Which is why it seems that 2004’s manifestation of ’80s nostalgia is not, actually, about the ’80s. Not principally, anyway. If the nostalgia was really about some quintessentially ’80s sound or aesthetic, maybe you’d bring back George Michael, but the others were definitive of their era only in the way they sounded like nothing else. In the same way that they transcended their decade, they’ve managed to escape being defined by nostalgia for it, rather than them. It’s good to see them back, even if their return reminds us just how colourless popular music had become without them.

It’s also sad that these returns are being so sycophantically praised because if you’ve listened to the records you’ll know that despite all the fanfare, not one of them is quite as brilliant as we’re being told they are. To varying degrees all of the records are, surprisingly perhaps, quite good. It’s just that they’re each, in their own way, tinged with twilight. The definition of nostalgia is a longing for something past. To feel nostalgia for, say, Prince is to acknowledge that the Prince we once loved is no more. It is also to acknowledge that we seem, as a society, less able to produce these galloping geniuses, whose brilliance lay, in part, in astonishing us with how inventive one could be with just one life. We long for these stars the way we sometimes long for the horse and buggy and unpolluted seas, as representative of things we let pass that maybe we shouldn’t have. We shouldn’t need Robert Smith anymore. The bands — Interpol and The Rapture, among many others — whose generous acknowledgement of their debt to, and respect for, The Cure brought him back should be more than enough for us, and maybe soon they will be.

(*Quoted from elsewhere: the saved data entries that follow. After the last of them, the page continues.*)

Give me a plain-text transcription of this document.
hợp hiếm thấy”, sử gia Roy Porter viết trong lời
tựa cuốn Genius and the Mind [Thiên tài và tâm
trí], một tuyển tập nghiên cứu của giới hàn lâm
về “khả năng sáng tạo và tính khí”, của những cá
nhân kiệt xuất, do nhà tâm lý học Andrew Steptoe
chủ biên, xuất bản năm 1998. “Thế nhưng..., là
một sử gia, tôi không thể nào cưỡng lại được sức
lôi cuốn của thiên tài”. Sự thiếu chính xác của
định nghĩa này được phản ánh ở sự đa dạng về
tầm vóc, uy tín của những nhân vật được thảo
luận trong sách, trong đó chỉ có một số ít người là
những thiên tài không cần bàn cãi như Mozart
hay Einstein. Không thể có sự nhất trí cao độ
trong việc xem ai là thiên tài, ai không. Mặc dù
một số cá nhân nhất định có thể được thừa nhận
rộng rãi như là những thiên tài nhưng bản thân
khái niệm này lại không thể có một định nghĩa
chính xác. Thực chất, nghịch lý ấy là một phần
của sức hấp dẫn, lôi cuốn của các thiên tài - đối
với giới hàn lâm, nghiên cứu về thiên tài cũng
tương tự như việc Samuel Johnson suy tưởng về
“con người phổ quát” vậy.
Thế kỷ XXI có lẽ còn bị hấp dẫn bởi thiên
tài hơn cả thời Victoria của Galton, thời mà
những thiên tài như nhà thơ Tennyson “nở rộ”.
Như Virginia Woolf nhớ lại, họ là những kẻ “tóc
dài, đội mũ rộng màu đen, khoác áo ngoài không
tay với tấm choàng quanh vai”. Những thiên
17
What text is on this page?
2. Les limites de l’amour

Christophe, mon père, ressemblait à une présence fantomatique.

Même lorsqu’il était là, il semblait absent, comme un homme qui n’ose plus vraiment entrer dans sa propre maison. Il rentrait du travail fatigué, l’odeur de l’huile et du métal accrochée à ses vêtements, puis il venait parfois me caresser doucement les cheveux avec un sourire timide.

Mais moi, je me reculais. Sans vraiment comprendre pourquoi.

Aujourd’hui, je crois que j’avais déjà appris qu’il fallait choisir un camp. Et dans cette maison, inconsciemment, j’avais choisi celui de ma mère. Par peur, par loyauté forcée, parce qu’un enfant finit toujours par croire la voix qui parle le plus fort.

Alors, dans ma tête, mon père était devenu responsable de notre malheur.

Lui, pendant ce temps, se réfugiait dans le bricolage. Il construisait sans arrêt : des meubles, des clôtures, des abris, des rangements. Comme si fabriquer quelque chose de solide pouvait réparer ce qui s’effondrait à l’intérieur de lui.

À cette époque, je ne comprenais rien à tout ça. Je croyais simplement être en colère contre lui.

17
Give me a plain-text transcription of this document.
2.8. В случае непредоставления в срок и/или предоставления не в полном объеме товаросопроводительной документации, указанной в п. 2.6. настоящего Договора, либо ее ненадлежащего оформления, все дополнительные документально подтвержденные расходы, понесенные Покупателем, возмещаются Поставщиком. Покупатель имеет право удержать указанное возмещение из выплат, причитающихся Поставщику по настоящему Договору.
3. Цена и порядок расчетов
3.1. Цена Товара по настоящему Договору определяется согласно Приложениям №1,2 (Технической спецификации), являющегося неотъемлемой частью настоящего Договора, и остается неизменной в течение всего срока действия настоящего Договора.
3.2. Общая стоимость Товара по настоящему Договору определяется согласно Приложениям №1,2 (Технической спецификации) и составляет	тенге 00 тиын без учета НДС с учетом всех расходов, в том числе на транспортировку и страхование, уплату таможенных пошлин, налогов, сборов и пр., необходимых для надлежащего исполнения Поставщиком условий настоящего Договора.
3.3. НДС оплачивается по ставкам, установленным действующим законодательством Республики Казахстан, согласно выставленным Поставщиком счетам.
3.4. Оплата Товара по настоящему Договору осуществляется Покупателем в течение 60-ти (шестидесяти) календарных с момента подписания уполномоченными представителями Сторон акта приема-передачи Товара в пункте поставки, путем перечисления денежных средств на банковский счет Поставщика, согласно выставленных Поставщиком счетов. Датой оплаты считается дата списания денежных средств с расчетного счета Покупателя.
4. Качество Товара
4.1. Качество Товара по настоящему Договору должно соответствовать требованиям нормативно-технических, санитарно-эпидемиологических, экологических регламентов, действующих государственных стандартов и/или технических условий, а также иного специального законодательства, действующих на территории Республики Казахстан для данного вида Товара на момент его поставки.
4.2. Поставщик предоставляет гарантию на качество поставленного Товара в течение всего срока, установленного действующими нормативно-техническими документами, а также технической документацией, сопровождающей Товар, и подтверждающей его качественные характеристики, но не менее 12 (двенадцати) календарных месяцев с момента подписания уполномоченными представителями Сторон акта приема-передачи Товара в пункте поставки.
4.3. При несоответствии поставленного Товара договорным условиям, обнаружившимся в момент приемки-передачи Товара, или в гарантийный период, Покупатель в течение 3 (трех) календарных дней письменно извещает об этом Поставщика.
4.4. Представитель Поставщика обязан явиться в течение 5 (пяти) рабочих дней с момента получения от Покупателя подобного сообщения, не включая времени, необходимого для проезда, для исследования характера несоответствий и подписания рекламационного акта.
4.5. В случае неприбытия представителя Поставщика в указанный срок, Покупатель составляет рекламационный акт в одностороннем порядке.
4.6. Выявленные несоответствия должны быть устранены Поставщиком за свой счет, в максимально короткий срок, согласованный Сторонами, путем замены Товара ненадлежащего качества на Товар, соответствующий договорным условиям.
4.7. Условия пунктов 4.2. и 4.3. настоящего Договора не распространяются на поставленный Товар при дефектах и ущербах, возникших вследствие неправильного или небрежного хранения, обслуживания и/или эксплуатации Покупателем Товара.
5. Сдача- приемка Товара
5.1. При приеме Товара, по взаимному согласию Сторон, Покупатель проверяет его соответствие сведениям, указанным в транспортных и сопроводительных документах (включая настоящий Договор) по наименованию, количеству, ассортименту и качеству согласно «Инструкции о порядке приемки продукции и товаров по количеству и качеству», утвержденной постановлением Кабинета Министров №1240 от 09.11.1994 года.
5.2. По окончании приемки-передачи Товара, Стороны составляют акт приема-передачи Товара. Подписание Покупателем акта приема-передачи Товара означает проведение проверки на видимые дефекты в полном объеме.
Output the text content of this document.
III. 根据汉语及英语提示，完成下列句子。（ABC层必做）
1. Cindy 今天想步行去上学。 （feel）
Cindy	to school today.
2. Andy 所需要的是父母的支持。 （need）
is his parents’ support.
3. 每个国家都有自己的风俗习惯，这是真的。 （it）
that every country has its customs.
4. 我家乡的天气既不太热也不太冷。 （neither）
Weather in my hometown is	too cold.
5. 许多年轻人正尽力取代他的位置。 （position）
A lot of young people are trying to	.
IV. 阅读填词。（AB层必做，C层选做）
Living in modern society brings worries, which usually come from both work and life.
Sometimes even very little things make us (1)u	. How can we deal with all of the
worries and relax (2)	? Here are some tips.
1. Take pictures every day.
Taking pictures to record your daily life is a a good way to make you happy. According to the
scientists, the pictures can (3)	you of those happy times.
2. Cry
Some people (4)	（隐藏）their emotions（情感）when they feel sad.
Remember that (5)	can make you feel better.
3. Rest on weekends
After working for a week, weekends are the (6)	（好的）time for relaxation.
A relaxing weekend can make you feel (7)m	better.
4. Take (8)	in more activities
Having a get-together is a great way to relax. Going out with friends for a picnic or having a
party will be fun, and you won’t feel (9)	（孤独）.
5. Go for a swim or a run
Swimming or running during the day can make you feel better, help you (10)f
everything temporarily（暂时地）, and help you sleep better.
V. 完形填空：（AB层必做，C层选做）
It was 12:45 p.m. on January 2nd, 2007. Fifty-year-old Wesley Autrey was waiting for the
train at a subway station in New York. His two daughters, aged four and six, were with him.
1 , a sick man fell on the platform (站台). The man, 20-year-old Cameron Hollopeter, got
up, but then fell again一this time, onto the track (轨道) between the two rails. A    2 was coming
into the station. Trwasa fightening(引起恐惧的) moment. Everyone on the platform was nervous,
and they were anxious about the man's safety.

Right now, our culture seems stuck — sick to death of the manufactured yet no longer consistently capable of generating or appreciating the flamboyantly new and creative. If there is a short supply of outlandishly creative performers, some might argue that it represents the end of creativity, the triumph of society over the individual. Has growing up saturated with mediated blandness, gradually reduced our collective capacity to grow the sorts of artists who, in turn, allow us to dream? Probably not. Probably, this is just an aberration. Probably we’re filled to bursting with creativity, and the lack is just an illusion, as well as providing further proof of the ineptitude of the record industry. Let’s hope so.

Let’s also hope this: that these performers exact from their comeback a full measure of revenge on the record industry that imagines, perhaps, that it is exploiting them, for one final time. In providing such vivid reminders of what it once meant to be a pop star — and what a glorious, unique vocation it used to be — perhaps they’ll instill within us anew a deep revulsion for the insulting sameness the industry perpetrates on us every time we give it the chance. If the enthusiastic response to these returning stars indicates the beginning of a trend, then perhaps when their comebacks have ended, the public will be inclined to seek out contemporary creative equivalents, which remain largely underpromoted, still shadowed by a lot of glossy mediocrity. And if their successful comebacks remind the many fans they have in many of today’s best bands to use, or continue to use, pop music in uniquely creative, buoyantly fun and inspirational ways then they’ll have done what superheroes always do in the end, and what each of these stars has done before. They’ll have saved the day.